GABE LEE
THE OLD QUARTER IS A LISTENING ROOM. LOUD CONVERSATION DURING ARTIST'S PERFORMANCE WILL NOT BE TOLERATED. PLEASE CONSIDER THIS WHEN PURCHASING TICKETS TO SHOWS.
Gabe Lee has been collecting stories for years, both onstage and off. "I used to bartend," says
the Nashville-based songwriter, "which means I was also a cheap therapist for whomever
happened to be sitting on the barstool. Whether they were there to celebrate or drink away
their problems, I heard about whatever they were going through. It was my job to have that
face-to-face interaction — that connection. Being a full-time musician isn't much different."

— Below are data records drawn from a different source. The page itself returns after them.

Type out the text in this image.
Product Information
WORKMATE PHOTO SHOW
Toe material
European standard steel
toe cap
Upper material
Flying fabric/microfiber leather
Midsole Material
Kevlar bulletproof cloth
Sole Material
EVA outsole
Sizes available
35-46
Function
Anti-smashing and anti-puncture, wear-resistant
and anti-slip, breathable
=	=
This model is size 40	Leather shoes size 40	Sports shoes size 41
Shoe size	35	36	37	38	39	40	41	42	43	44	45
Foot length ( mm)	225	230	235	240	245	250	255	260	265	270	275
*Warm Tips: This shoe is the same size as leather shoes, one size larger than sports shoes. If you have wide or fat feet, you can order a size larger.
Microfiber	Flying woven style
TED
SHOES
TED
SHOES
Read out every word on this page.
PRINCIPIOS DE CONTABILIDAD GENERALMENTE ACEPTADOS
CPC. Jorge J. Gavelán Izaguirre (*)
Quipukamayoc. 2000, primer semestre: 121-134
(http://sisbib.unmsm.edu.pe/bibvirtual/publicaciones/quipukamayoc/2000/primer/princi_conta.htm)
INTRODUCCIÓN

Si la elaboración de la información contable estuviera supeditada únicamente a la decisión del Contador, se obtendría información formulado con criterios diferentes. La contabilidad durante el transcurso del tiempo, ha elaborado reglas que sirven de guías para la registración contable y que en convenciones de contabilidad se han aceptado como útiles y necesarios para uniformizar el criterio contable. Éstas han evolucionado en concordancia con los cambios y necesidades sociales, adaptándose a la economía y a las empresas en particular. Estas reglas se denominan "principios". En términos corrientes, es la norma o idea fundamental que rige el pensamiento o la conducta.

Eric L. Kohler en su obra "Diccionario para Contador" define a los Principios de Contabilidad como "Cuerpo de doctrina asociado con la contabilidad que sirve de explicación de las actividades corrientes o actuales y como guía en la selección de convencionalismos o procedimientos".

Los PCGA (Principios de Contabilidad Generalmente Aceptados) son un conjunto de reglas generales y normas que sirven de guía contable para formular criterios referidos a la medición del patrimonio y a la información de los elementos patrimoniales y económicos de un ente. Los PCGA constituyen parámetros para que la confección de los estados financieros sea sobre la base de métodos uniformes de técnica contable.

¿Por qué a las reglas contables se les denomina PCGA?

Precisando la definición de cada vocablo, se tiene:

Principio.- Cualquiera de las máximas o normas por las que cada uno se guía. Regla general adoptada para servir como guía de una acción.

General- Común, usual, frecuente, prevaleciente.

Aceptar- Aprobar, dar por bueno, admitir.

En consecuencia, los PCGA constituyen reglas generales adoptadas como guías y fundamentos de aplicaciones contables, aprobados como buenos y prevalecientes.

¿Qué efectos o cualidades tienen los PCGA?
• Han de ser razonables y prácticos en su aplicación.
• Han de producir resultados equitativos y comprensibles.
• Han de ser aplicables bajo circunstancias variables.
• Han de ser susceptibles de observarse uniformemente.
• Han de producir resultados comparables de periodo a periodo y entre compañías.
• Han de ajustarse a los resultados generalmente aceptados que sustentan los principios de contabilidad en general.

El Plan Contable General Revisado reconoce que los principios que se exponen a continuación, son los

With critically-acclaimed albums like 2019's farmland, 2020's Honky-Tonk Hell, and 2022's The
Hometown Kid, Lee created that connection by delivering his own stories to an ever-growing
audience. His fourth record, Drink the River, takes a different approach. This time, Lee isn't
offering listeners a peek into his internal world; he's holding up a mirror to reflect their own.
Rooted in the bluegrass influences that have always simmered beneath the surface of Lee's
music, Drink the River is an acoustic album about the shared human experience. These songs
are true-life tales of heartbreak, love, overdoses, and resilience. They're stories about the highs
and lows that bind us all together. Lee collected some of those stories from his family and
friends, while others arrived as he crisscrossed the country over the past decade, playing show
after show, meeting characters from all walks of life.